Sophisticated And Automated
The inability for end users to trust the anarchic unsubscribe mechanisms of
today’s e-mail lists hurts legitimate publishers while doing nothing to
deter spammers, says David Troup, president of
Solinus.com. His company
makes MailFoundry, a new spam-filtering appliance that began shipping on
Sept. 8, too recently to have been considered in Network Computing’s
comparative review.
A sophisticated yet automated way to discern good senders from spammers is
necessary for e-mail to work as a reliable communications medium, Troup says.
“When you have end users participate in spam reporting, you get a tainted
database [with many false complaints],” he explains. “We encourage our users
to report spam, but each report goes to a human editor.”
Troup suggests that, as long as a working unbsubscribe mechanism is now
required by law in the U.S. and elsewhere, the procedure could be standardized
using Internet methods that any e-mail program can tap into. For example,
e-mail servers that send out legitimate lists can be reached by e-mail programs
via routines called POST and GET.
“In the HTML format, you can send that POST or GET to a mail server,” which
could interpret the feedback as an unsubscribe command, Troup says.
A Seal Of Confidence
Until this kind of reliable unsubscribe method is standardized and widely
available, Lashback has its own proposal to reassure end users that a
particular newsletter honors cancellation requests.

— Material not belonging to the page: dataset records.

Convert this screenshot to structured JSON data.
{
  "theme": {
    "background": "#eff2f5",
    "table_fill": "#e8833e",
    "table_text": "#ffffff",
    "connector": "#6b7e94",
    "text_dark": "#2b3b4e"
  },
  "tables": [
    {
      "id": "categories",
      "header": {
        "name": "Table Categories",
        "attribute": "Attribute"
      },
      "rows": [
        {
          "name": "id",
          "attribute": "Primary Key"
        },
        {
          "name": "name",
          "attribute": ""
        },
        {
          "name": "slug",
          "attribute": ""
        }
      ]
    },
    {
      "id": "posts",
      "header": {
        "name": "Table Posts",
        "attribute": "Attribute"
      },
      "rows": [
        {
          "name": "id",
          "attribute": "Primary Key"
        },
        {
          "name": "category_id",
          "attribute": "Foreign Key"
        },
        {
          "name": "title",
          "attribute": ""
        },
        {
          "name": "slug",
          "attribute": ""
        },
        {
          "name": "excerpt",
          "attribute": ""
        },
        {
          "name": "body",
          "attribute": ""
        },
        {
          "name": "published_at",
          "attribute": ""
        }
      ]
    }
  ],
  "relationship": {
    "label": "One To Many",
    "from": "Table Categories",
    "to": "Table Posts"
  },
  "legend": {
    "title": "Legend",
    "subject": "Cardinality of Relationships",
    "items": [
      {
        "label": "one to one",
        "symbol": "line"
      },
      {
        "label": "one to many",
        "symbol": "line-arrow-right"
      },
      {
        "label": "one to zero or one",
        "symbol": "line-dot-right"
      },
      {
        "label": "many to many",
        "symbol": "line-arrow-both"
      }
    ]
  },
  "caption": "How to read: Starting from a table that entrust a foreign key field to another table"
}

The company offers to publishers a
“Lashback Certified
Safe Unsubscribe” seal. This is a small graphical image that publishers
with a demonstrably working unsubscribe mechanism can display in their
newsletters and on Web pages. Clicking the image leads the user to a separate
explanation staing that the sender is certified by Lashback
to honor removal requests and that any e-mail addresses entered are safe
from spammers.
This is a great idea. Unfortunately, a quality seal from a little-known company
doesn’t exactly have the reassuring ring of “UL Certified” and other
programs that are backed with millions of dollars of advertising.
Thanks to the so-called smart folks who invented the Internet’s weak e-mail
protocols, however, an ID effort from an obscure little software company is
currently about the only guarantee of an unsubscribe mechanism that we’ve got.